Paulinho da Viola que me perdoe o uso do verso da sua música, “Foi Um Rio Que Passou Em Minha Vida”, ligeiramente alterado, como subtítulo, na verdade é só uma ironia singela, porque achar que a homenagem de Paulinho à sua escola de samba, Portela, nesse samba gravado em 1969, enaltece o Rio é um exagero e de qualquer forma Paulinho da Viola cresceu e viveu uma vida especial em uma cidade que ainda não tinha escancarado todos os seus dentes contra o seu próprio povo, aquele que lhe deu identidade cultural e fama pelo mundo afora. Se o Rio passou na vida do compositor, passa na vida nacional também, mas de forma brutal e avessa à paz. As explosões de violência nas grandes cidades brasileiras não são um fenômeno novo, em 2006, o PCC paralisou a cidade de São Paulo. A cidade, sempre caótica e intensa, depois das 16:00 foi ficando vazia até que, a partir das 20:00, parecia uma cidade fantasma. O número de mortos foi de 564, a maioria civis e inocentes, mais de cem ficaram feridos e 4 desapareceram para sempre. Há pouco Salvador viveu a mesma situação que o Rio está vivendo, porque as grandes cidades brasileiras reverberam o que o país é, onde todos os discursos apontam, invariavelmente, as soluções erradas e todas as iniciativas têm efeito placebo, só funcionam onde não há doença.
O nosso apartheid dá samba, porque foi criado por elites cruéis e sedentas de riqueza. Muitos colonizadores ganharam do Reino de Portugal extensões imensas de terras, no tempo do Brasil Colônia, e aqui nunca se fez uma Reforma Agrária verdadeira, então o conflito de interesses é secular e quando o conflito é antigo não existe solução fácil e, muito menos, a curto prazo.
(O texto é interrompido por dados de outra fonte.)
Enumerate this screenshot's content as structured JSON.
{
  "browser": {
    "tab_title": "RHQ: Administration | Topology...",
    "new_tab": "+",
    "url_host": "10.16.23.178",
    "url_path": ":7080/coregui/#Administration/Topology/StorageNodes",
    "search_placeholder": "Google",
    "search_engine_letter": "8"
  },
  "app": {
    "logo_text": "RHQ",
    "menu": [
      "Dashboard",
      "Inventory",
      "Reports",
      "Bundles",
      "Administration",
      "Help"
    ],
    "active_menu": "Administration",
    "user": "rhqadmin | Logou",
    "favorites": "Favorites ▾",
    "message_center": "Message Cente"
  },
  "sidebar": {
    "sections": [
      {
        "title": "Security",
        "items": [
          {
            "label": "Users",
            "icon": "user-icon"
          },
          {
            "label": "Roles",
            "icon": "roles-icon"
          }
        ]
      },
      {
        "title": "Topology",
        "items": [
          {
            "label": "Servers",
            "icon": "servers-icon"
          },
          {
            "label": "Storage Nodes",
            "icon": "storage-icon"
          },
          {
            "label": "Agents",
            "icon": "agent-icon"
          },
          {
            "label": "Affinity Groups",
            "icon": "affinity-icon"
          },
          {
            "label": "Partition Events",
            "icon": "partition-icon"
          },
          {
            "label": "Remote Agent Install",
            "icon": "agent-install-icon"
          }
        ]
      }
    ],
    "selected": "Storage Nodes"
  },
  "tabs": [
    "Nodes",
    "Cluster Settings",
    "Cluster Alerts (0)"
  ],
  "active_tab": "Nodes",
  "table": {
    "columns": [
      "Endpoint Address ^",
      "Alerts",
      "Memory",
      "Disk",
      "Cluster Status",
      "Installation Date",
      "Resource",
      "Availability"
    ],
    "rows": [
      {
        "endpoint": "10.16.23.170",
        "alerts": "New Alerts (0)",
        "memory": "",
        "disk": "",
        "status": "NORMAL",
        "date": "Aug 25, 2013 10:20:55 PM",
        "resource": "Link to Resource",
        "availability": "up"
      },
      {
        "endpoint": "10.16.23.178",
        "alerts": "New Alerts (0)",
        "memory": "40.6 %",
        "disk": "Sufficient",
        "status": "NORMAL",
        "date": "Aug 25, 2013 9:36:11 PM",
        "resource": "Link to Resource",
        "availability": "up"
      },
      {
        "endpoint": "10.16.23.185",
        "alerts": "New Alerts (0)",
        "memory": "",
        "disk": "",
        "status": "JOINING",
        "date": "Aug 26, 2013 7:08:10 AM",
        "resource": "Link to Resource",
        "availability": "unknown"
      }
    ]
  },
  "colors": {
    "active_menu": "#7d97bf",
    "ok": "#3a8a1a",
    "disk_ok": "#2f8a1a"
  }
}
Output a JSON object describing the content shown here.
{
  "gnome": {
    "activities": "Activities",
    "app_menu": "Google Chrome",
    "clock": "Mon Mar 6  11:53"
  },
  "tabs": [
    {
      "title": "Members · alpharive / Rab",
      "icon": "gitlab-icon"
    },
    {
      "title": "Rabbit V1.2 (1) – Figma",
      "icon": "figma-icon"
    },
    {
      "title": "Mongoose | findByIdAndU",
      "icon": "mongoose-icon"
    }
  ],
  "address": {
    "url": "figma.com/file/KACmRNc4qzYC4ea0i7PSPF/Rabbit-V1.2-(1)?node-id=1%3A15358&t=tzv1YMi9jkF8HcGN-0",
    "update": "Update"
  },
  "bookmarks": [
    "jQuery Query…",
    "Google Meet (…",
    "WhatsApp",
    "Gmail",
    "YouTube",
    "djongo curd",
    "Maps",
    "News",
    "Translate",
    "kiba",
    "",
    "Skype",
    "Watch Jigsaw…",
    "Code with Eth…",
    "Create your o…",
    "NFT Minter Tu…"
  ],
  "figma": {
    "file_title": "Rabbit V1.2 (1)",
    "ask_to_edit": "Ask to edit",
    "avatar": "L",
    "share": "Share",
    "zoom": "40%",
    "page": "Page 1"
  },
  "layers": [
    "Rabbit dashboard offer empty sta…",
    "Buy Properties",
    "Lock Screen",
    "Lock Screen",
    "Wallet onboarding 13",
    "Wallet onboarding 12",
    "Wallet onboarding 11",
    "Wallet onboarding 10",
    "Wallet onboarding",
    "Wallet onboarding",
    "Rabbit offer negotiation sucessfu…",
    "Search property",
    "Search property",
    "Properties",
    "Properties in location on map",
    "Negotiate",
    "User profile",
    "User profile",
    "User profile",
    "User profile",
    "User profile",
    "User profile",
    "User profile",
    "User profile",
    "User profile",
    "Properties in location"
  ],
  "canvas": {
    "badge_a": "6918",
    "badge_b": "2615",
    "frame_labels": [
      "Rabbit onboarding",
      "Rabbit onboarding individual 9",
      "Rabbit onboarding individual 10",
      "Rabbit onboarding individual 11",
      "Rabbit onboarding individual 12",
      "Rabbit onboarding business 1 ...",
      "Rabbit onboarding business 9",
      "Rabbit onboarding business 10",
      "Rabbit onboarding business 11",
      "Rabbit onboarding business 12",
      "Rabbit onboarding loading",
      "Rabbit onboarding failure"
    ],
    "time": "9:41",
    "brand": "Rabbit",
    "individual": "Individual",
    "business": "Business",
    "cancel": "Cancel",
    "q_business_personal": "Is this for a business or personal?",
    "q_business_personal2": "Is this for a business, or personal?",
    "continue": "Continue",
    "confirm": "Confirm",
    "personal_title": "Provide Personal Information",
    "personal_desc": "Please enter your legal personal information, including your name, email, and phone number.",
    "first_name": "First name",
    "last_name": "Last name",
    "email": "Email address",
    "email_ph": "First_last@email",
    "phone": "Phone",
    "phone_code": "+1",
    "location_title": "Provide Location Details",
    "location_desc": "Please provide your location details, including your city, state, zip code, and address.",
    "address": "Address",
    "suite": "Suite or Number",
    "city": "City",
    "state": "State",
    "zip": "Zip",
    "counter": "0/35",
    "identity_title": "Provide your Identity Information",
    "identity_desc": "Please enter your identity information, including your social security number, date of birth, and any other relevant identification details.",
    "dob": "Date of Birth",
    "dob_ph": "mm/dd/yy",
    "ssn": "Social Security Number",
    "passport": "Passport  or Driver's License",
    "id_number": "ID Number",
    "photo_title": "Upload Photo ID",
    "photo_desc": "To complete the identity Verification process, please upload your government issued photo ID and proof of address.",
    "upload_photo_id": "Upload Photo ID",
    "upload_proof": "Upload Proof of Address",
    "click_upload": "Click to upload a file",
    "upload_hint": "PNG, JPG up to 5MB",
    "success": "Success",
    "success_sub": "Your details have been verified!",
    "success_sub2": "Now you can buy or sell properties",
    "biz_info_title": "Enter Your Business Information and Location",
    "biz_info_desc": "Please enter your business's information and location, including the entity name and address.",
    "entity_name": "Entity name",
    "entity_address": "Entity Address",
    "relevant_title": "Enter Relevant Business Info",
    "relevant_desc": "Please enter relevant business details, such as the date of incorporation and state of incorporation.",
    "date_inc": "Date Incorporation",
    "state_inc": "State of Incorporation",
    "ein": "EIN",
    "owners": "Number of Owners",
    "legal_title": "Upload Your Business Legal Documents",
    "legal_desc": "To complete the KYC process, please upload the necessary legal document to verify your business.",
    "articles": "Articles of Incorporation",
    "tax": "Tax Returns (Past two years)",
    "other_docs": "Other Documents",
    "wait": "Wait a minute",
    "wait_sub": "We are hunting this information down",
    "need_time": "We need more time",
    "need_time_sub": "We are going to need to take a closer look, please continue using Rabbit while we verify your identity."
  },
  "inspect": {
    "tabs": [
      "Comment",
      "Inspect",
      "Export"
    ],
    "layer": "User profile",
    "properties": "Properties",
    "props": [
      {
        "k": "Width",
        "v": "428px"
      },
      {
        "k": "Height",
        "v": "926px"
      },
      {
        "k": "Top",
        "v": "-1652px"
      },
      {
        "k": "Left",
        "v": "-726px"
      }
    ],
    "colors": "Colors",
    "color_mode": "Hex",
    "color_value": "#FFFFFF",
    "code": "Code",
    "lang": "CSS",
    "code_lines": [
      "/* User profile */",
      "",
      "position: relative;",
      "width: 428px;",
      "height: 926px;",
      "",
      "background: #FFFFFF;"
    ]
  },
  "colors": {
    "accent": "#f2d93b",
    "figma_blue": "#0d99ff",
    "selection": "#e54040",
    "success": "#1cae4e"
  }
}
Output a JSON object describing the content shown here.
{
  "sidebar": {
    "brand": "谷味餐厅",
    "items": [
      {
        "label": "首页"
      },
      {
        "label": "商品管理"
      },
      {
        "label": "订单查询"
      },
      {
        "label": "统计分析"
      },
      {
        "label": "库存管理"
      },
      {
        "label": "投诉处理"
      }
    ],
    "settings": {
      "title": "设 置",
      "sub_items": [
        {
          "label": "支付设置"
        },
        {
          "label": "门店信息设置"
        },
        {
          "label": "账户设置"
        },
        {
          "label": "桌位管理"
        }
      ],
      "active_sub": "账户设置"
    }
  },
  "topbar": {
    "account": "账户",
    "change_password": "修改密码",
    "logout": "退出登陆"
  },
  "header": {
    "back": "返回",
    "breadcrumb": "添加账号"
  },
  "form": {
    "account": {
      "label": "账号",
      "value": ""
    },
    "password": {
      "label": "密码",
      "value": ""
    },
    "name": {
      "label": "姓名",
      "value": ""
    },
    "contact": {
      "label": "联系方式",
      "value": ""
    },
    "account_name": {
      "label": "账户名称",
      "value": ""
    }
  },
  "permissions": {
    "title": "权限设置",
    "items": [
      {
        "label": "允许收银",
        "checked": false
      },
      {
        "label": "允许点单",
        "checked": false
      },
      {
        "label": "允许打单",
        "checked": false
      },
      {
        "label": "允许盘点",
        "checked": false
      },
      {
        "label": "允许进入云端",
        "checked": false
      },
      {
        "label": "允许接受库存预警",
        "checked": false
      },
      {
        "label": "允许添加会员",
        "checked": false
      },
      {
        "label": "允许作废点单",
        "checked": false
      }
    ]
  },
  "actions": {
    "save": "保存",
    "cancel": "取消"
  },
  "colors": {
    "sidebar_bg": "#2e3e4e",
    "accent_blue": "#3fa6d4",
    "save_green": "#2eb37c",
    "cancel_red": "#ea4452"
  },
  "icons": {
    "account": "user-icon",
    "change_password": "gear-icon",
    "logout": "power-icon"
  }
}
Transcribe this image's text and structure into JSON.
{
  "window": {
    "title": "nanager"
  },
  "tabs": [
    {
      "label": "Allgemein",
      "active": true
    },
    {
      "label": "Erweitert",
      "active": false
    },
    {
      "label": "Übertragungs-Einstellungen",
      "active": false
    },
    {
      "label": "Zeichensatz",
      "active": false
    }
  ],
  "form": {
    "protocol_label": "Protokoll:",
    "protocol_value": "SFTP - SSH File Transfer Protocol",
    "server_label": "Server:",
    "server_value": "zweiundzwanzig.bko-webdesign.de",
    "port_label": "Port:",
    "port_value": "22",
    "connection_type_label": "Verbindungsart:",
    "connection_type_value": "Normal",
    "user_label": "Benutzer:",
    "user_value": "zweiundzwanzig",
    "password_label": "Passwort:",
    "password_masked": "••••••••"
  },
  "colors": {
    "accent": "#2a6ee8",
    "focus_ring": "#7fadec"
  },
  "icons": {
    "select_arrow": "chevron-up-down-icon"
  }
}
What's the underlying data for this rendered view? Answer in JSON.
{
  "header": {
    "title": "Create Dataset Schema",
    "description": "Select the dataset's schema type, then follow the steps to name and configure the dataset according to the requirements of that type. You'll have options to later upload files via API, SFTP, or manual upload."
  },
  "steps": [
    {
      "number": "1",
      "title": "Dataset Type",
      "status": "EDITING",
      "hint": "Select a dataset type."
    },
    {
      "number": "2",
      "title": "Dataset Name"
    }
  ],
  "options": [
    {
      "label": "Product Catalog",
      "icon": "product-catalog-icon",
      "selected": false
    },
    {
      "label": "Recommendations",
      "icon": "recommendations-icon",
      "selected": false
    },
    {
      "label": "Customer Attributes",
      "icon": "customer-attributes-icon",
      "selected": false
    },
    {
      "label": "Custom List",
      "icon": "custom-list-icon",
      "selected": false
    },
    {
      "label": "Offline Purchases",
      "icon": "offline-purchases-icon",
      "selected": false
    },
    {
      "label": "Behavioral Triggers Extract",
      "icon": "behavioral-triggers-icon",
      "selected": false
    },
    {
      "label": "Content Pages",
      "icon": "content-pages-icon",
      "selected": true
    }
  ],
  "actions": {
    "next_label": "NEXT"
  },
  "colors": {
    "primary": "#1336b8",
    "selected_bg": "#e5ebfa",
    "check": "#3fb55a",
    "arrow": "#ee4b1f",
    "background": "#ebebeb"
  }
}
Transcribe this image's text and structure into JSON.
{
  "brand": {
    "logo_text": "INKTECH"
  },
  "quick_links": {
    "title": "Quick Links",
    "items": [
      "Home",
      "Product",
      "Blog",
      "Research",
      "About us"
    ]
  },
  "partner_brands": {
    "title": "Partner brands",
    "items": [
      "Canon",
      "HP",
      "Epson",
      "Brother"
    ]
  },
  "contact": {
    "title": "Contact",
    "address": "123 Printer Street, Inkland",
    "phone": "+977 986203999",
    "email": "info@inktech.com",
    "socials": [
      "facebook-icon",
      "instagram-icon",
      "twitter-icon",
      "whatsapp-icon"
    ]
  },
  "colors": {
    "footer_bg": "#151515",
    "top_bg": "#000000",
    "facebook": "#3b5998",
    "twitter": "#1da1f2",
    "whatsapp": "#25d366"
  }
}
A esperança em Lula não é para tamanho desafio, porque a sua vitória não foi para resolver problemas estruturais dessa magnitude que, se fossem resolvidos, levariam o país a outro patamar como nação. Lula veio para nos livrar do fascismo mais atrasado e violento que nos assolou e agora esse perigo ronda a los hermanos, aqui ao lado, com Milei, um fascista violento e ex-assessor de general Antonio Bussi, durante a ditadura. O Estadão o chamou de libertário em matéria de capa e o Globo, através do G1, de ultraliberal. Vejam vocês! A grande mídia brasileira é responsável direta pela manutenção do status quo e pelo apoio direto e indireto que sempre deu aos governos de direita e extrema-direita, não é à toa que se apossou do mito do combate ao comunismo para lucrar e enriquecer, apoiada pelos governantes e pelos grandes empresários que, assim como os grandes empresários italianos que apoiaram Mussolini, aqui apoiaram Bolsonaro. ‘Rio de Janeiro batuca sem parar um samba sem medo da morte, pois é o silêncio que te atordoa e é sempre mais forte’.